Вирд одобрительно кивнул, глядя на остатки пирога. Он слушал вполуха, все его внимание было сосредоточено на недоеденном куске: он смотрел на еду с упреком, понимая, что больше не сможет проглотить ни крошки, но и оставить съестное не мог. Он глядел на поджаристую корочку, силой воли заставляя себя доесть.
– И третья! – продолжал Ого, согнув наконец третий палец. – Пустить кровь Оргону-младшему! Увидеть, как он хнычет и просит пощады!.. – Ого замолчал на миг, представляя, видимо, себе, как измывается над толстым сыном к’Хаэля Оргона, и снова продолжил: – Три мечты! А я ведь так хотел послать маме весточку, что со мной все хорошо, и ты – посланник судьбы – ты тут как тут.
Подавальщица принесла что-то плоское и округлое, замотанное в льняную ткань, и Ого, приняв у нее сверток, протянул Вирду.
– Вот! Возьми!
– Что это? – икнул Вирд.
– Пирог с персиками. – Вирд судорожно сглотнул: какое лакомство… но он ведь уже не сможет съесть ни кусочка, ни крошечки… Он замотал было головой, но Ого продолжал говорить, не обращая на него внимания: – Моя золотая мамочка так любит пирог с персиками, она не пробовала его с юности. Передай ей, пожалуйста, – в глазах друга заблестели слезы, – отдай, чтобы никто не видел, и скажи, что у меня все хорошо и что я ее обязательно вытащу оттуда. Не знаю как, но вытащу рано или поздно.
Вирд машинально принял сверток из рук друга и опомнился только тогда, когда прижатый к его груди горячий еще пирог стал жечь его кожу через ткань рубахи.
– Я не могу. Прости. Я туда не вернусь, – твердо сказал Вирд и положил сверток на стол перед собой.
– Что? – Ого выпучил глаза, все еще кособоко улыбаясь одной стороной рта.
– Я убежал, – тихо сказал Вирд.
Ого перестал улыбаться, поставил резко с грохотом кружку на стол и расплескал пенный напиток.
– Ты что? За тобой же пошлют эффа… – прошептал он, склонившись к Вирду.
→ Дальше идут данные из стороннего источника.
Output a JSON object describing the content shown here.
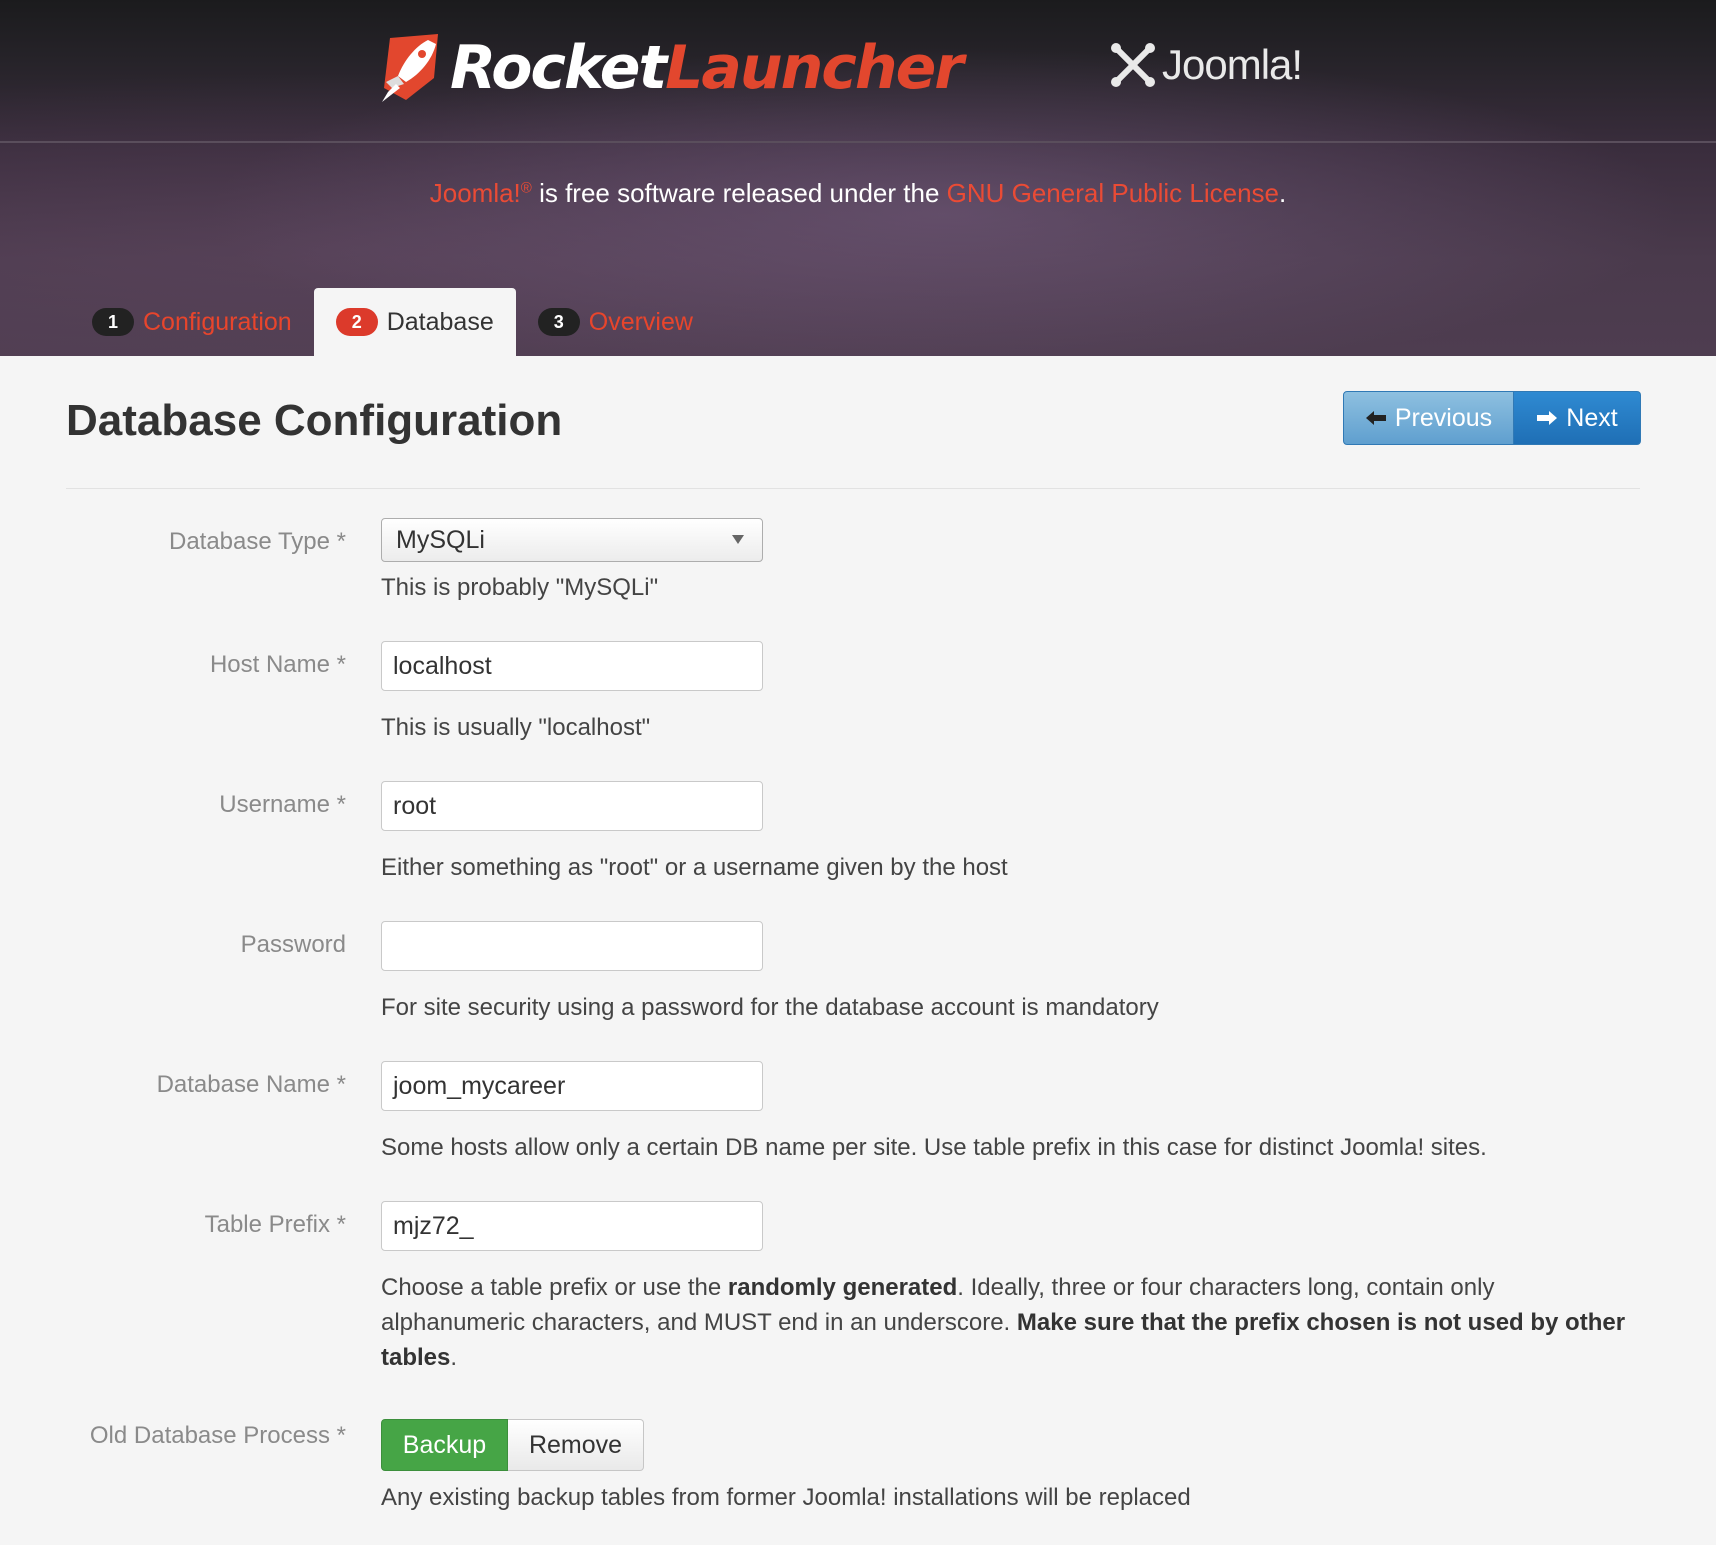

– Уже послали, – холодно и тихо ответил Вирд.
– Рохо! Да как же? Он же…
– Он уже не придет, – продолжил Вирд; он огляделся вокруг – не смотрит ли кто в их сторону – и, потянувшись за пазуху, показал Ого краешек ошейника.
– Что это? – сощурился Ого.
– Ошейник, – тихо, одними губами, произнес Вирд.
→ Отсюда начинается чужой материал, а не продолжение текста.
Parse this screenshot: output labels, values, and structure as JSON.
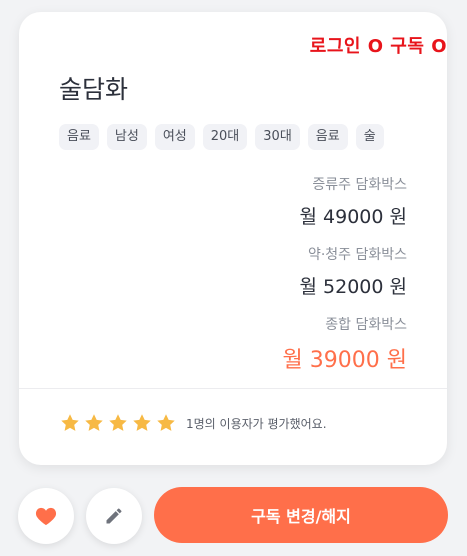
{
  "status_label": "로그인 O 구독 O",
  "product": {
    "title": "술담화",
    "tags": [
      "음료",
      "남성",
      "여성",
      "20대",
      "30대",
      "음료",
      "술"
    ]
  },
  "plans": [
    {
      "name": "증류주 담화박스",
      "price": "월 49000 원"
    },
    {
      "name": "약·청주 담화박스",
      "price": "월 52000 원"
    },
    {
      "name": "종합 담화박스",
      "price": "월 39000 원"
    }
  ],
  "rating": {
    "stars": 5,
    "max_stars": 5,
    "text": "1명의 이용자가 평가했어요."
  },
  "actions": {
    "like_icon": "heart-icon",
    "edit_icon": "pencil-icon",
    "subscribe_button": "구독 변경/해지"
  },
  "colors": {
    "accent": "#ff6f4a",
    "status": "#e8141b",
    "star": "#f7b944"
  }
}
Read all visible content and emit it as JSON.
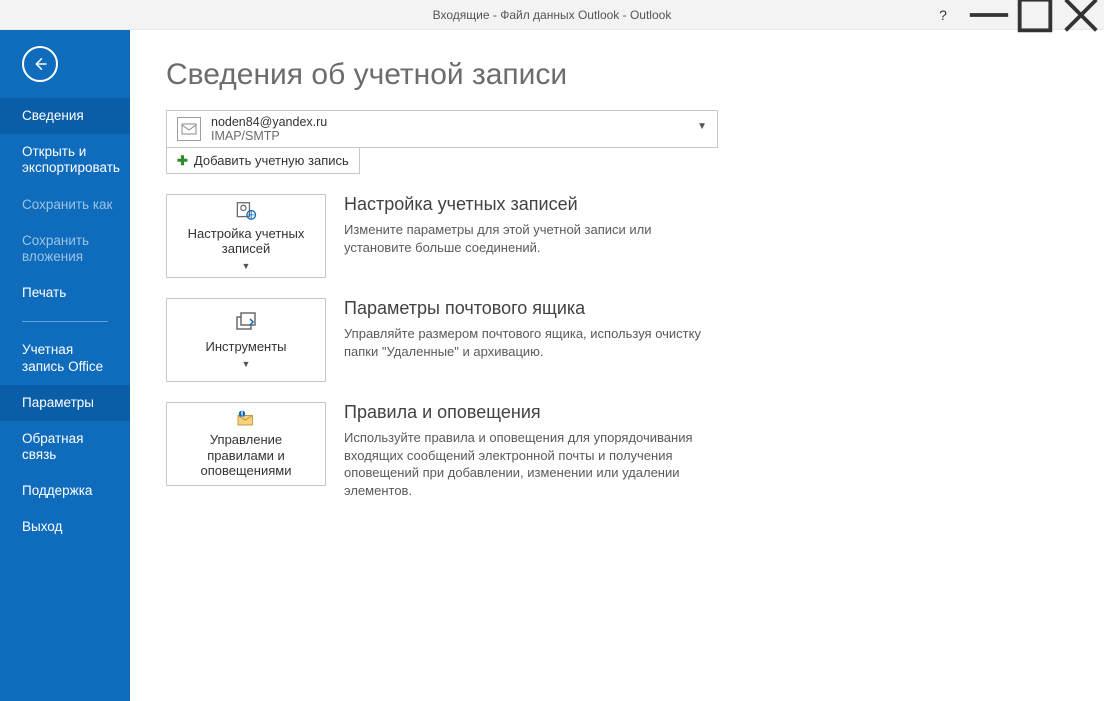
{
  "titlebar": {
    "title": "Входящие - Файл данных Outlook - Outlook"
  },
  "sidebar": {
    "items": [
      {
        "label": "Сведения",
        "state": "active"
      },
      {
        "label": "Открыть и экспортировать",
        "state": ""
      },
      {
        "label": "Сохранить как",
        "state": "disabled"
      },
      {
        "label": "Сохранить вложения",
        "state": "disabled"
      },
      {
        "label": "Печать",
        "state": ""
      },
      {
        "label": "Учетная запись Office",
        "state": ""
      },
      {
        "label": "Параметры",
        "state": "selected"
      },
      {
        "label": "Обратная связь",
        "state": ""
      },
      {
        "label": "Поддержка",
        "state": ""
      },
      {
        "label": "Выход",
        "state": ""
      }
    ]
  },
  "page": {
    "title": "Сведения об учетной записи"
  },
  "account": {
    "email": "noden84@yandex.ru",
    "protocol": "IMAP/SMTP",
    "add_label": "Добавить учетную запись"
  },
  "sections": [
    {
      "tile_label": "Настройка учетных записей",
      "has_caret": true,
      "title": "Настройка учетных записей",
      "desc": "Измените параметры для этой учетной записи или установите больше соединений.",
      "icon": "account-settings"
    },
    {
      "tile_label": "Инструменты",
      "has_caret": true,
      "title": "Параметры почтового ящика",
      "desc": "Управляйте размером почтового ящика, используя очистку папки \"Удаленные\" и архивацию.",
      "icon": "tools"
    },
    {
      "tile_label": "Управление правилами и оповещениями",
      "has_caret": false,
      "title": "Правила и оповещения",
      "desc": "Используйте правила и оповещения для упорядочивания входящих сообщений электронной почты и получения оповещений при добавлении, изменении или удалении элементов.",
      "icon": "rules"
    }
  ]
}
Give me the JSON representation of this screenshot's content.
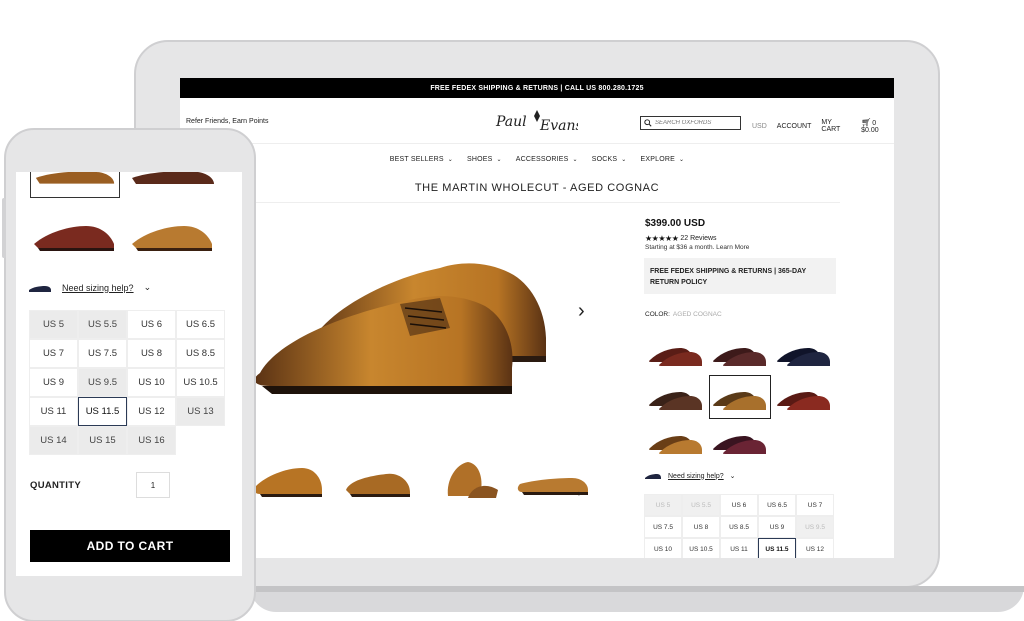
{
  "desktop": {
    "promo_bar": "FREE FEDEX SHIPPING & RETURNS  |  CALL US 800.280.1725",
    "refer_link": "Refer Friends, Earn Points",
    "logo_text": "Paul Evans",
    "search": {
      "placeholder": "SEARCH OXFORDS"
    },
    "header": {
      "currency": "USD",
      "account": "ACCOUNT",
      "my_cart": "MY CART",
      "cart_count": "0",
      "cart_total": "$0.00"
    },
    "nav": [
      {
        "label": "BEST SELLERS"
      },
      {
        "label": "SHOES"
      },
      {
        "label": "ACCESSORIES"
      },
      {
        "label": "SOCKS"
      },
      {
        "label": "EXPLORE"
      }
    ],
    "product": {
      "title": "THE MARTIN WHOLECUT - AGED COGNAC",
      "price": "$399.00 USD",
      "rating_stars": 5,
      "reviews": "22 Reviews",
      "financing": "Starting at $36 a month. Learn More",
      "shipping_line1": "FREE FEDEX SHIPPING & RETURNS | 365-DAY",
      "shipping_line2": "RETURN POLICY",
      "color_label": "COLOR:",
      "color_selected": "AGED COGNAC",
      "sizing_help": "Need sizing help?"
    },
    "swatches": [
      {
        "color": "#7a2a1f",
        "accent": "#5a1d16",
        "selected": false
      },
      {
        "color": "#5a2a2a",
        "accent": "#3d1a1a",
        "selected": false
      },
      {
        "color": "#1f2540",
        "accent": "#10142a",
        "selected": false
      },
      {
        "color": "#5a3424",
        "accent": "#3a2218",
        "selected": false
      },
      {
        "color": "#a8702c",
        "accent": "#5a3a18",
        "selected": true
      },
      {
        "color": "#8a2a20",
        "accent": "#5a1a14",
        "selected": false
      },
      {
        "color": "#b87a30",
        "accent": "#6a3e16",
        "selected": false
      },
      {
        "color": "#6a2434",
        "accent": "#3a1420",
        "selected": false
      }
    ],
    "sizes": [
      {
        "label": "US 5",
        "state": "oos"
      },
      {
        "label": "US 5.5",
        "state": "oos"
      },
      {
        "label": "US 6",
        "state": "normal"
      },
      {
        "label": "US 6.5",
        "state": "normal"
      },
      {
        "label": "US 7",
        "state": "normal"
      },
      {
        "label": "US 7.5",
        "state": "normal"
      },
      {
        "label": "US 8",
        "state": "normal"
      },
      {
        "label": "US 8.5",
        "state": "normal"
      },
      {
        "label": "US 9",
        "state": "normal"
      },
      {
        "label": "US 9.5",
        "state": "oos"
      },
      {
        "label": "US 10",
        "state": "normal"
      },
      {
        "label": "US 10.5",
        "state": "normal"
      },
      {
        "label": "US 11",
        "state": "normal"
      },
      {
        "label": "US 11.5",
        "state": "active"
      },
      {
        "label": "US 12",
        "state": "normal"
      }
    ]
  },
  "mobile": {
    "sizing_help": "Need sizing help?",
    "sizes": [
      {
        "label": "US 5",
        "state": "oos"
      },
      {
        "label": "US 5.5",
        "state": "oos"
      },
      {
        "label": "US 6",
        "state": "normal"
      },
      {
        "label": "US 6.5",
        "state": "normal"
      },
      {
        "label": "US 7",
        "state": "normal"
      },
      {
        "label": "US 7.5",
        "state": "normal"
      },
      {
        "label": "US 8",
        "state": "normal"
      },
      {
        "label": "US 8.5",
        "state": "normal"
      },
      {
        "label": "US 9",
        "state": "normal"
      },
      {
        "label": "US 9.5",
        "state": "oos"
      },
      {
        "label": "US 10",
        "state": "normal"
      },
      {
        "label": "US 10.5",
        "state": "normal"
      },
      {
        "label": "US 11",
        "state": "normal"
      },
      {
        "label": "US 11.5",
        "state": "active"
      },
      {
        "label": "US 12",
        "state": "normal"
      },
      {
        "label": "US 13",
        "state": "oos"
      },
      {
        "label": "US 14",
        "state": "oos"
      },
      {
        "label": "US 15",
        "state": "oos"
      },
      {
        "label": "US 16",
        "state": "oos"
      }
    ],
    "quantity_label": "QUANTITY",
    "quantity_value": "1",
    "add_to_cart": "ADD TO CART"
  },
  "colors": {
    "cognac_light": "#c8862e",
    "cognac_dark": "#5a3214",
    "selected_border": "#2b3a55"
  }
}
Ого мгновенно вскочил на ноги, его деревянный табурет со страшным грохотом, перекрывшим все остальные звуки таверны, упал и ударился об пол. Ого стоял посеревший, обомлевший, и все вокруг затихли и смотрели на него. Вирд съежился, он не знал, что сейчас будет.
Наконец Ого сообразил, что привлек всеобщее внимание, и во весь голос крикнул:
– Эй! Хозяин! Настоящего вина нам! Мой друг надумал жениться! – Люди расслабились и вновь зашумели.
– Это чтобы не пялились, – пояснил он тихо, медленно присаживаясь на место.
Ого молчал все то время, пока хорошенькая девушка-подавальщица подносила им две деревянные чаши, наполненные ароматным и красным, как кровь, напитком.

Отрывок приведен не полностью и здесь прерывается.